The music critic and commentator finds refuge in karaoke after the death of his wife in this poignant and hilarious essay collection.

Photograph: Jessica Lin

By Rob Sheffield. It Books, $26.

Longtime rock critic and cultural commentator Rob Sheffield’s third autobiographical essay collection, Turn Around Bright Eyes, is a love letter to the karaoke scene that gave him the strength to move on with his life after his first wife’s tragic death, while affirming his passion for music—one song at a time.

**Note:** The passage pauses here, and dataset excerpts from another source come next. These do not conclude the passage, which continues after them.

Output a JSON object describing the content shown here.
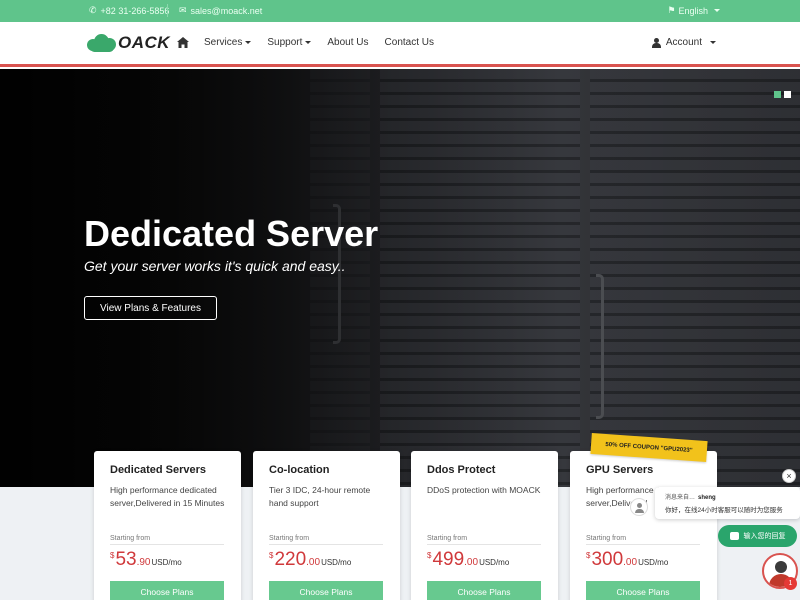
{
  "topbar": {
    "phone": "+82 31-266-5856",
    "email": "sales@moack.net",
    "language": "English"
  },
  "nav": {
    "logo_text": "OACK",
    "items": [
      "Services",
      "Support",
      "About Us",
      "Contact Us"
    ],
    "account": "Account"
  },
  "hero": {
    "title": "Dedicated Server",
    "subtitle": "Get your server works it's quick and easy..",
    "button": "View Plans & Features"
  },
  "coupon": "50% OFF COUPON \"GPU2023\"",
  "plans": [
    {
      "name": "Dedicated Servers",
      "desc": "High performance dedicated server,Delivered in 15 Minutes",
      "from": "Starting from",
      "currency": "$",
      "price": "53",
      "cents": ".90",
      "unit": "USD",
      "per": "/mo",
      "button": "Choose Plans"
    },
    {
      "name": "Co-location",
      "desc": "Tier 3 IDC, 24-hour remote hand support",
      "from": "Starting from",
      "currency": "$",
      "price": "220",
      "cents": ".00",
      "unit": "USD",
      "per": "/mo",
      "button": "Choose Plans"
    },
    {
      "name": "Ddos Protect",
      "desc": "DDoS protection with MOACK",
      "from": "Starting from",
      "currency": "$",
      "price": "499",
      "cents": ".00",
      "unit": "USD",
      "per": "/mo",
      "button": "Choose Plans"
    },
    {
      "name": "GPU Servers",
      "desc": "High performance GPU server,Delivered",
      "from": "Starting from",
      "currency": "$",
      "price": "300",
      "cents": ".00",
      "unit": "USD",
      "per": "/mo",
      "button": "Choose Plans"
    }
  ],
  "chat": {
    "close": "×",
    "from_label": "消息来自…",
    "agent": "sheng",
    "message": "你好，在线24小时客服可以随时为您服务",
    "input_button": "输入您的回复",
    "badge": "1"
  },
  "colors": {
    "primary": "#5fc48b",
    "accent_red": "#d9534f",
    "price_red": "#d0393b"
  }
}
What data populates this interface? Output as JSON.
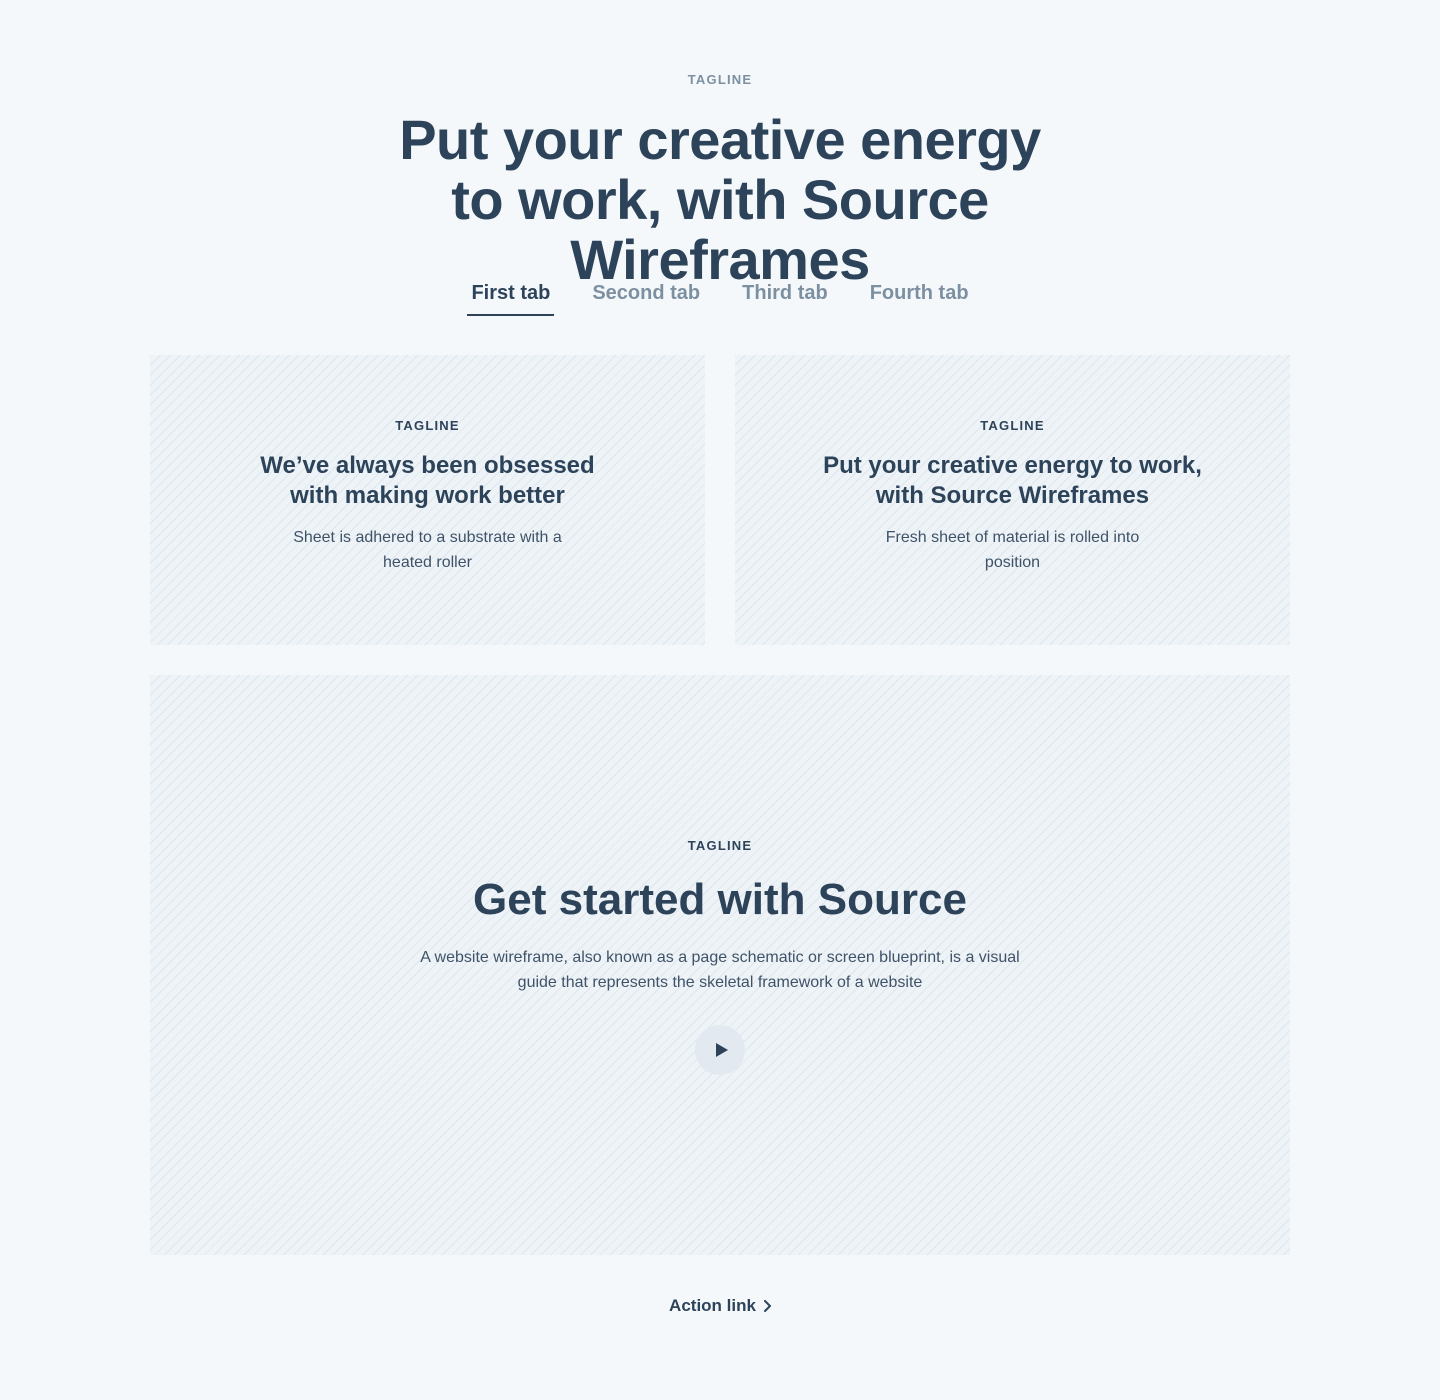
{
  "header": {
    "tagline": "TAGLINE",
    "title": "Put your creative energy to work, with Source Wireframes"
  },
  "tabs": [
    {
      "label": "First tab",
      "active": true
    },
    {
      "label": "Second tab",
      "active": false
    },
    {
      "label": "Third tab",
      "active": false
    },
    {
      "label": "Fourth tab",
      "active": false
    }
  ],
  "cards": [
    {
      "tagline": "TAGLINE",
      "title": "We’ve always been obsessed with making work better",
      "description": "Sheet is adhered to a substrate with a heated roller"
    },
    {
      "tagline": "TAGLINE",
      "title": "Put your creative energy to work, with Source Wireframes",
      "description": "Fresh sheet of material is rolled into position"
    }
  ],
  "feature": {
    "tagline": "TAGLINE",
    "title": "Get started with Source",
    "description": "A website wireframe, also known as a page schematic or screen blueprint, is a visual guide that represents the skeletal framework of a website",
    "play_icon": "play-icon"
  },
  "action": {
    "label": "Action link",
    "icon": "chevron-right-icon"
  },
  "colors": {
    "background": "#f4f8fb",
    "text": "#2d435a",
    "muted": "#7d90a1"
  }
}
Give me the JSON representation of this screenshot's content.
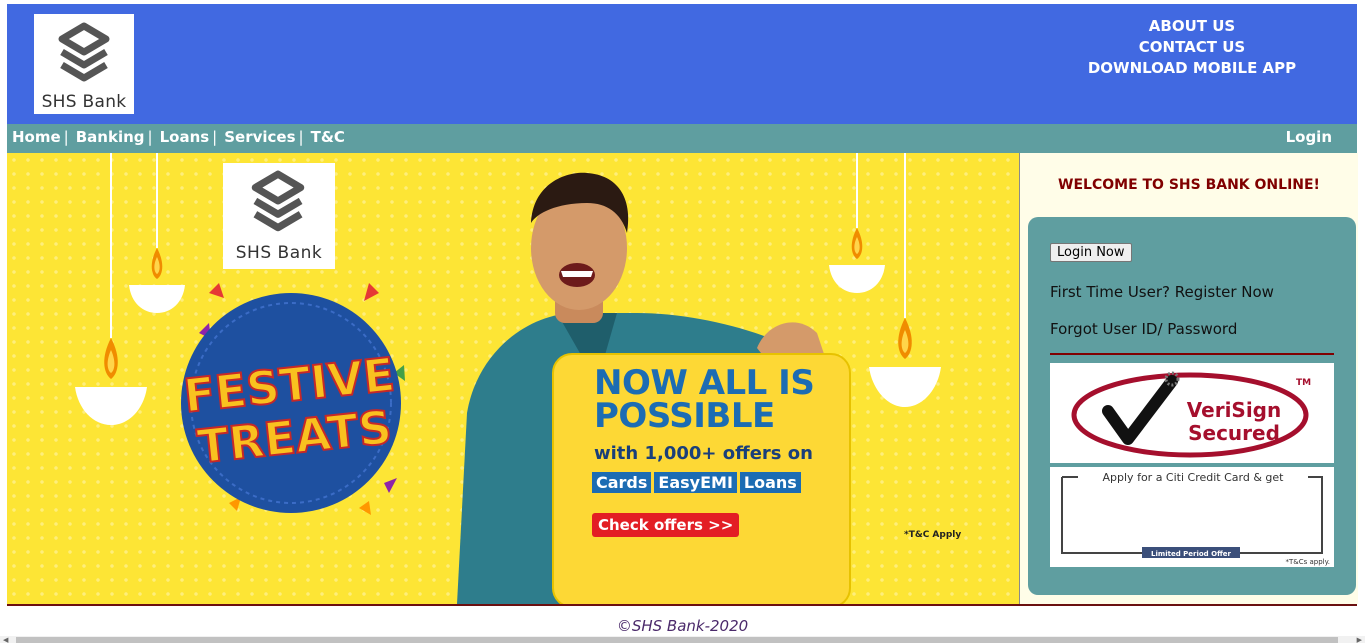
{
  "header": {
    "logo_text": "SHS Bank",
    "links": [
      "ABOUT US",
      "CONTACT US",
      "DOWNLOAD MOBILE APP"
    ]
  },
  "nav": {
    "items": [
      "Home",
      "Banking",
      "Loans",
      "Services",
      "T&C"
    ],
    "separator": "|",
    "login": "Login"
  },
  "banner": {
    "logo_text": "SHS Bank",
    "badge_line1": "FESTIVE",
    "badge_line2": "TREATS",
    "offer_title_line1": "NOW ALL IS",
    "offer_title_line2": "POSSIBLE",
    "offer_sub": "with 1,000+ offers on",
    "chips": [
      "Cards",
      "EasyEMI",
      "Loans"
    ],
    "cta": "Check offers >>",
    "tc": "*T&C Apply"
  },
  "sidebar": {
    "welcome": "WELCOME TO SHS BANK ONLINE!",
    "login_button": "Login Now",
    "register_link": "First Time User? Register Now",
    "forgot_link": "Forgot User ID/ Password",
    "verisign_line1": "VeriSign",
    "verisign_line2": "Secured",
    "verisign_tm": "TM",
    "citi_text": "Apply for a Citi Credit Card & get",
    "citi_badge": "Limited Period Offer",
    "citi_tc": "*T&Cs apply."
  },
  "footer": {
    "copyright": "©SHS Bank-2020"
  },
  "colors": {
    "header_bg": "#4169e1",
    "nav_bg": "#5f9ea0",
    "banner_bg": "#fde535",
    "accent_maroon": "#800000"
  }
}
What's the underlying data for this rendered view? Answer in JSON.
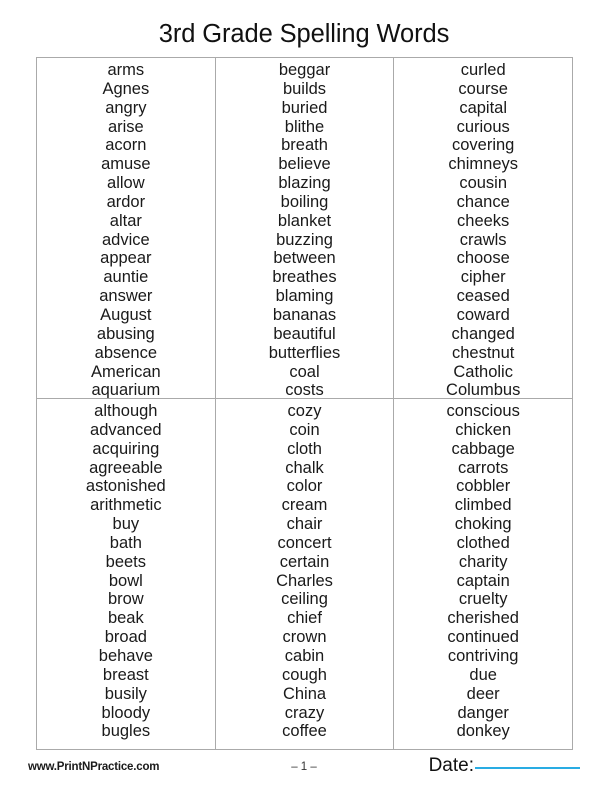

Employing a clever format in which each individual chapter is dedicated to a favorite karaoke tune, the author adroitly weaves accounts of his personal experiences with insights into the songs and artists in question. Highlights abound throughout the breezy 270 pages, including a funny and thoughtful essay on Rod Stewart’s “Hot Legs”. There’s a poignant, yet hilarious, recounting of singing “New York, New York” at his parents’ Florida retirement community, where the geriatric contingent was deathly serious about its karaoke.

Sheffield comes across as an impressive storyteller, encyclopedic in his knowledge of both high and low culture and convincing in his presentation of loss and redemption through music. Turn Around Bright Eyes is a seemingly benign treatise on the silliest of subjects with the undercurrent of a profound existential enterprise.